Skills:
SQL, Apache Kafka, Amazon Redshift, Apache Spark, Talend, Data Warehousing, ETL Testing, Python,
Pls rate the candidate (from 1 to 5, 1 lowest, 5 highest ) in these areas
- Big Data
- PySpark
- AWS
- Redshift
Position Summary
Experienced ETL Developers and Data Engineers to ingest and analyze data from multiple enterprise sources into Adobe Experience Platform
Requirements
- About 4-6 years of professional technology experience mostly focused on the following:
- 4+ year of experience on developing data ingestion pipelines using Pyspark(batch and streaming).
- 4+ years experience on multiple Data engineering related services on AWS, e.g. Glue, Athena, DynamoDb, Kinesis, Kafka, Lambda, Redshift etc.
- 1+ years of experience of working with Redshift esp the following.
- Experience and knowledge of loading data from various sources, e.g. s3 bucket and on-prem data sources into Redshift.
- Experience of optimizing data ingestion into Redshift.
- Experience of designing, developing and optimizing queries on Redshift using SQL or PySparkSQL
- Experience of designing tables in Redshift(distribution key, compression etc., vacuuming,etc. )
Experience of developing applications that consume the services exposed as
ReST APIs. Experience and ability to write and analyze complex and performant SQLs
Special Consideration given for
- 2 years of Developing and supporting ETL pipelines using enterprise-grade ETL tools like Pentaho, Informatica, Talend
- Good knowledge on Data Modelling(design patterns and best practices)
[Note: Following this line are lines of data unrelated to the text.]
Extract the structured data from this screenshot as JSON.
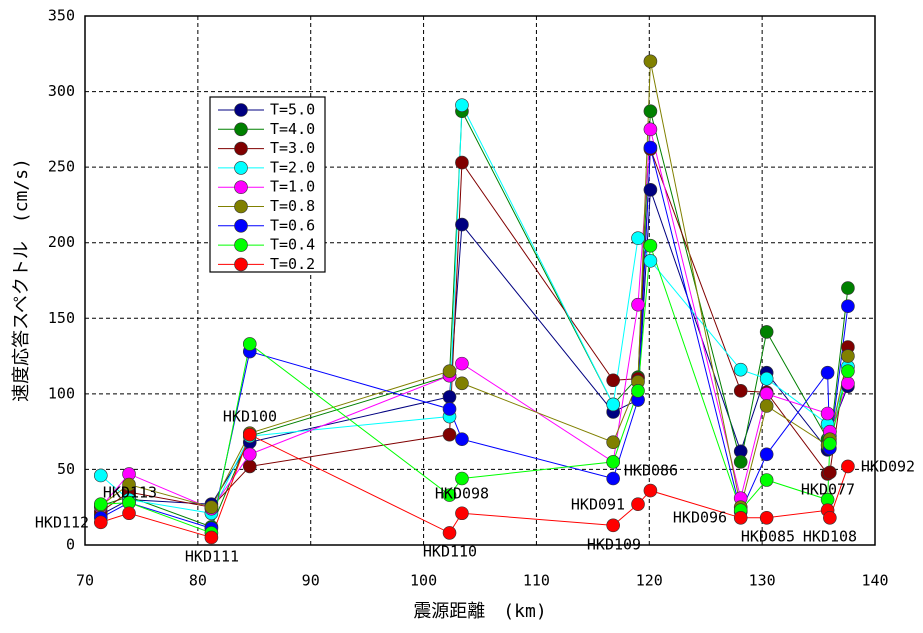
{
  "chart_data": {
    "type": "line",
    "x_label": "震源距離　(km)",
    "y_label": "速度応答スペクトル　(cm/s)",
    "x": [
      71.4,
      73.9,
      81.2,
      84.6,
      102.3,
      103.4,
      116.8,
      119.0,
      120.1,
      128.1,
      130.4,
      135.8,
      136.0,
      137.6
    ],
    "stations": [
      "HKD112",
      "HKD113",
      "HKD111",
      "HKD100",
      "HKD110",
      "HKD098",
      "HKD109",
      "HKD091",
      "HKD086",
      "HKD096",
      "HKD085",
      "HKD108",
      "HKD077",
      "HKD092"
    ],
    "series": [
      {
        "name": "T=5.0",
        "color": "#000080",
        "values": [
          20,
          30,
          27,
          68,
          98,
          212,
          88,
          96,
          235,
          62,
          114,
          63,
          75,
          105
        ]
      },
      {
        "name": "T=4.0",
        "color": "#008000",
        "values": [
          26,
          32,
          12,
          72,
          112,
          287,
          93,
          111,
          287,
          55,
          141,
          70,
          68,
          170
        ]
      },
      {
        "name": "T=3.0",
        "color": "#800000",
        "values": [
          22,
          35,
          25,
          52,
          73,
          253,
          109,
          110,
          262,
          102,
          101,
          47,
          48,
          131
        ]
      },
      {
        "name": "T=2.0",
        "color": "#00ffff",
        "values": [
          46,
          30,
          21,
          72,
          85,
          291,
          93,
          203,
          188,
          116,
          110,
          80,
          72,
          118
        ]
      },
      {
        "name": "T=1.0",
        "color": "#ff00ff",
        "values": [
          25,
          47,
          24,
          60,
          112,
          120,
          55,
          159,
          275,
          31,
          100,
          87,
          75,
          107
        ]
      },
      {
        "name": "T=0.8",
        "color": "#808000",
        "values": [
          26,
          40,
          25,
          74,
          115,
          107,
          68,
          108,
          320,
          25,
          92,
          66,
          70,
          125
        ]
      },
      {
        "name": "T=0.6",
        "color": "#0000ff",
        "values": [
          18,
          28,
          11,
          128,
          90,
          70,
          44,
          96,
          263,
          22,
          60,
          114,
          64,
          158
        ]
      },
      {
        "name": "T=0.4",
        "color": "#00ff00",
        "values": [
          27,
          28,
          8,
          133,
          33,
          44,
          55,
          102,
          198,
          23,
          43,
          30,
          67,
          115
        ]
      },
      {
        "name": "T=0.2",
        "color": "#ff0000",
        "values": [
          15,
          21,
          5,
          73,
          8,
          21,
          13,
          27,
          36,
          18,
          18,
          23,
          18,
          52
        ]
      }
    ],
    "xlim": [
      70,
      140
    ],
    "ylim": [
      0,
      350
    ],
    "xticks": [
      70,
      80,
      90,
      100,
      110,
      120,
      130,
      140
    ],
    "yticks": [
      0,
      50,
      100,
      150,
      200,
      250,
      300,
      350
    ],
    "grid": true
  }
}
- Experience with Reporting Technologies (i.e. Tableau, PowerBI)
What Youll Do
Analyze and understand customers use case and data sources and extract, transform and load data from multitude of customers enterprise sources and ingest into Adobe Experience Platform
Design and build data ingestion pipelines into the platform using PySpark
Ensure ingestion is designed and implemented in a performant manner to support the throughout and latency needed.
Develop and test complex SQLs to extract\analyze and report the data ingested into the Adobe Experience platform.
Ensure the SQLs are implemented in compliance with the best practice to they are performant.
Migrate platform configurations, including the data ingestion pipelines and SQL, across various sandboxes.
Debug any issues reported on data ingestion, SQL or any other functionalities of the platform and resolve the issues.
Support Data Architects in implementing data model in the platform.
Contribute to the innovation charter and develop intellectual property for the organization.
Present on advanced features and complex use case implementations at multiple forums.
Attend regular scrum events or equivalent and provide update on the deliverables.
Work independently across multiple engagements with none or minimum supervision.